3. Die Klägerin macht geltend, der Beklagte habe ihr Zeichen für sich registrieren lassen, ohne unter dieser Domain einen Internetdienst anzubieten oder dies zu beabsichtigen. Er sei nur gegen Zahlung eines Ablösebetrags zur Übertragung der Domain an sie bereit und verletze ihre Rechte in offenbarer Vermarktungs- und Behinderungsabsicht. Durch seine Absicht, sich von der Klägerin einen finanziellen Vorteil für die Übertragung der Domain zu verschaffen, verwirkliche er den Tatbestand des Domain Grabbing.

Domain Grabbing kann in zwei Erscheinungsformen verwirklicht sein:

Bei der Domainvermarktung bewirkt der Verletzer die Registrierung eines Zeichens als Domain in der (zumindest überwiegenden) Absicht, vom Zeichenberechtigten einen finanziellen Vorteil für die Übertragung der Domain zu erlangen. Bei der Domainblockade wird eine Domain belegt, aber nicht oder nur zum Schein benutzt, um ein Vertriebshindernis für den Zeicheninhaber zu errichten (zur Unterscheidung 4 Ob 229/03k = MR 2004, 374 – autobelehnung.at, pfandleihanstalt.at; RIS-Justiz RS0115379).

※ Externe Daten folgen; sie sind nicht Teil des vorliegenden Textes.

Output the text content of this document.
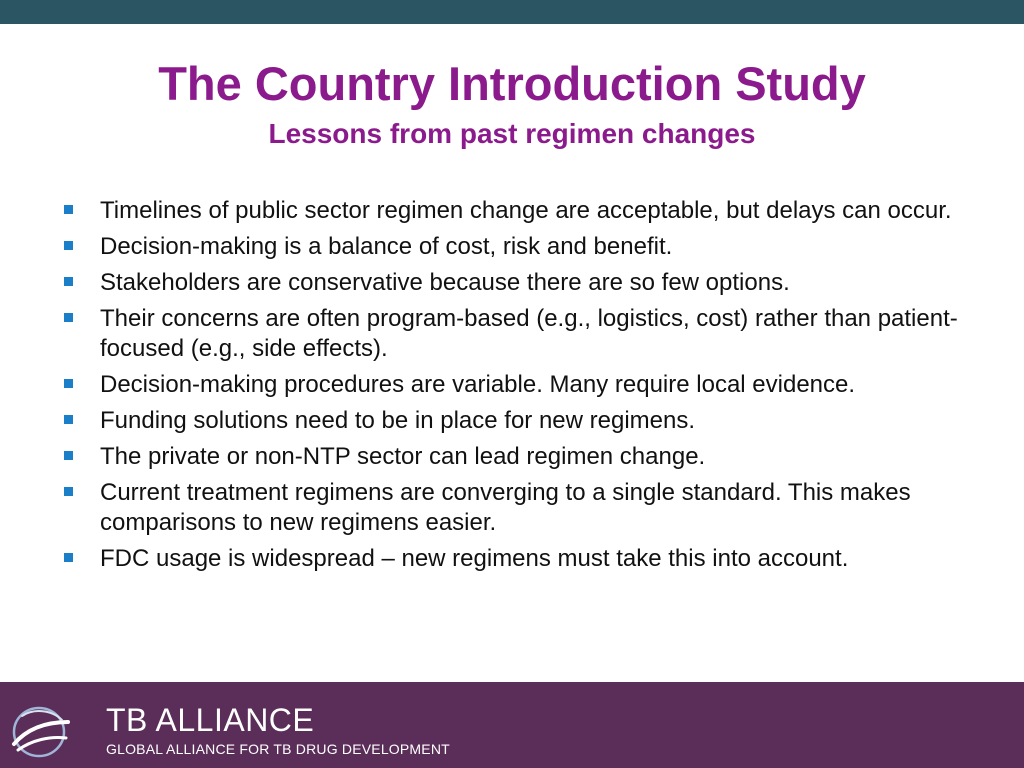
The Country Introduction Study
Lessons from past regimen changes
Timelines of public sector regimen change are acceptable, but delays can occur.
Decision-making is a balance of cost, risk and benefit.
Stakeholders are conservative because there are so few options.
Their concerns are often program-based (e.g., logistics, cost) rather than patient-focused (e.g., side effects).
Decision-making procedures are variable. Many require local evidence.
Funding solutions need to be in place for new regimens.
The private or non-NTP sector can lead regimen change.
Current treatment regimens are converging to a single standard. This makes comparisons to new regimens easier.
FDC usage is widespread – new regimens must take this into account.
TB ALLIANCE
GLOBAL ALLIANCE FOR TB DRUG DEVELOPMENT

Dass die Klägerin nicht ausdrücklich behauptet hat, der Beklagte habe schon zum Zeitpunkt des Domainerwerbs die Absicht gehabt, sich einen finanziellen Vorteil für deren Übertragung zu verschaffen, macht ihr Vorbringen nicht unschlüssig, weil die Klageangaben, der Beklagte habe eine dem Zeichen der Klägerin gleichlautende Domain für sich registrieren lassen, ohne diese später in irgendeiner Form im Internet zu nutzen oder dies auch nur zu beabsichtigen und er habe für die Übertragung der Domain eine Ablöse von der Klägerin gefordert, eine derartige Absicht nahe legen. Die Rechtsprechung lässt es für den Nachweis der Vermarktungs- und Behinderungsabsicht im Zeitpunkt des Domainerwerbs genügen, dass der Kläger einen Sachverhalt beweist, aus dem kein nachvollziehbares Eigeninteresse des Beklagten am Erwerb der Domain erkennbar ist (stRsp RIS-Justiz RS0115378).

4. Die Domainvermarktung ist ein Fall des Behinderungswettbewerbs. Kann die Klägerin ihr Zeichen nicht auch als Umlautdomain registrieren lassen, weil der Beklagte eine entsprechende Registrierung erwirkt hat und nur gegen Zahlung eines Ablösebetrags zur Übertragung der Domain bereit ist, so wird die Klägerin in ihrem Wettbewerb behindert. Diese Behinderung und damit der durch die unlautere Handlung des Beklagten drohende Schaden tritt am Sitz der Klägerin und somit in Österreich ein; das angerufene Gericht ist daher nach Art. 5 Z 3 EuGVVO zuständig.

5. Dem Revisionsrekurs war Folge zu geben, die Entscheidungen der Vorinstanzen waren aufzuheben und dem Erstgericht war die Fortsetzung des Verfahrens unter Abstandnahme vom gebrauchten Zurückweisungsgrund aufzutragen.